Increasingly, in recent years, Sikhs have banded together to call attention to the plight faced by their school-age children, so that families such as the Suris do not have to fend for themselves.
The Maryland-based Kaur Foundation, for example, has distributed sleek, upbeat anti-bullying videos and lesson plans to the teachers of 1.3 million American elementary and secondary school students since 2008. The video, “Cultural Safari,” explains Sikh culture, including a patka-tying demonstration and a lively musical number, but also makes the case for tolerance of anyone from an unfamiliar background.
“You don’t have to have Sikhs in the school to realize this is a valuable curriculum,” said Nina Lamba, the Kaur Foundation’s director of strategic partnerships and the owner of a technology company in northeastern Maryland.
But children are not the only victims of ignorance among the 500,000 Americans who practice Sikhism, the world’s fifth-largest religion. Incidents against Sikhs in recent years include:
* Four days after 9/11, an Arizona man bragged that he would take vengeance by killing Iranians, Middle Eastern people, and Arabs, and then pulled up to a gas station and shot and killed its turban-wearing Sikh owner.

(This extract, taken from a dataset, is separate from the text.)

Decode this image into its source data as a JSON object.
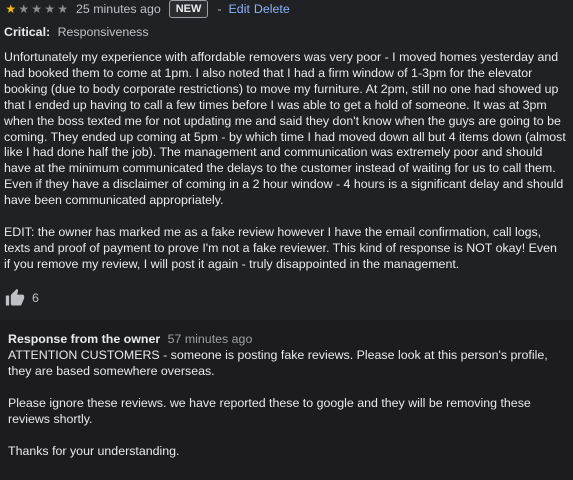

* A gunman looking to kill Muslims killed six and wounded three at the Sikh Temple of Wisconsin in August 2012, as they prepared for Sunday services.

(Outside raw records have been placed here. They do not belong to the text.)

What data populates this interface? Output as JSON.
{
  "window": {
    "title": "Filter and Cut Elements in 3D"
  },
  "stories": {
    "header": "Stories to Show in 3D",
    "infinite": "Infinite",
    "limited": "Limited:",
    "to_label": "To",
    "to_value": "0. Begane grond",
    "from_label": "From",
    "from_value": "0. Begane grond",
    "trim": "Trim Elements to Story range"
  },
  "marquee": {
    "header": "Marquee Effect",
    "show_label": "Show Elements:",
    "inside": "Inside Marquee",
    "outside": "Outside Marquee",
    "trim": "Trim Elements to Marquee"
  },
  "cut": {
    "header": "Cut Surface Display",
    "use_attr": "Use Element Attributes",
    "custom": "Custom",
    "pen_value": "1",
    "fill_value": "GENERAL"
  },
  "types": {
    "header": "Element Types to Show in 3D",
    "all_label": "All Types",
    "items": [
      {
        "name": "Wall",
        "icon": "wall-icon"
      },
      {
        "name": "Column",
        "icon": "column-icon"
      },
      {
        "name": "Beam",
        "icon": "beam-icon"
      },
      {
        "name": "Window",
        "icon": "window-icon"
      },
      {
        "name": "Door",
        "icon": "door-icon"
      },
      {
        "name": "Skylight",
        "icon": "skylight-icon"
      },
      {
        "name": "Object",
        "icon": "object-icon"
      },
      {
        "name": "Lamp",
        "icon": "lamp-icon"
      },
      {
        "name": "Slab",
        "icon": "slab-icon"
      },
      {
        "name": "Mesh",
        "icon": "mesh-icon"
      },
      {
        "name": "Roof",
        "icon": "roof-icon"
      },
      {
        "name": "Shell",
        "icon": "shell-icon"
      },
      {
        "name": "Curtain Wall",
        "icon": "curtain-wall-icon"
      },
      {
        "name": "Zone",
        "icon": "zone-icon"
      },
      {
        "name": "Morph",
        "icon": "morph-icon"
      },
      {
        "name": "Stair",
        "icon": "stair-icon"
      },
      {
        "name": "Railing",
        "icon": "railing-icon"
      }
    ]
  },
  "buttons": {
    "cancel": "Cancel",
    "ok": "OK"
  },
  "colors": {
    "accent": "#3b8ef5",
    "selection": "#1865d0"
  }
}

* A suspect shouting anti-Muslim slurs attacked a Sikh doctor and Columbia University professor in Manhattan in September, breaking his jaw.
Because of their turbans — of all American men who wear turbans, the vast majority are Sikhs — many mistake Sikhs for Muslims, who sometimes wear turbans, though not commonly in the U.S. Sikhs — properly pronounced “siks,” but more commonly “seeks” — are also mistaken for Hindus, because Hinduism dominates India, where Sikhism was founded and most of the world’s 25 million Sikhs live.
In response to the violence, said Amardeep Singh, co-founder of the largest Sikh civil rights group in the U.S., Sikhs have come together to explain who they are, not by contrasting themselves to Muslims, but by speaking up about their own beliefs and practices.
“One of the core tenets of Sikh tradition is to have respect for all religious traditions,” said Singh, whose Sikh Coalition was founded on the night of 9/11, after a man seeking vengeance attacked a Sikh family in Queens, N.Y.
“How can we throw Muslims under the bus,” he said, “when there are writings of Muslims in our own holy books?”
Singh and other American Sikh leaders have worked, especially since 9/11, to press the case of Sikh religious freedom before courts, federal agencies and Congress.
They successfully lobbied the Transportation Security Administration in 2007 to allow passengers to pass through airport security without removing their turbans. They helped convince the FBI in June to collect data on hate crimes committed against Sikhs. Before a congressional subcommittee this week, they testified against the “presumptive ban on Sikh articles of faith” in the U.S. military.
“It was 9/11 that put the issue out there for the Sikhs that, as Martin Luther King showed us, no one is going to fight your fight for civil rights,” said Mirin Phool, the Kaur Foundation’s founder and president. “You have to do it for yourself.”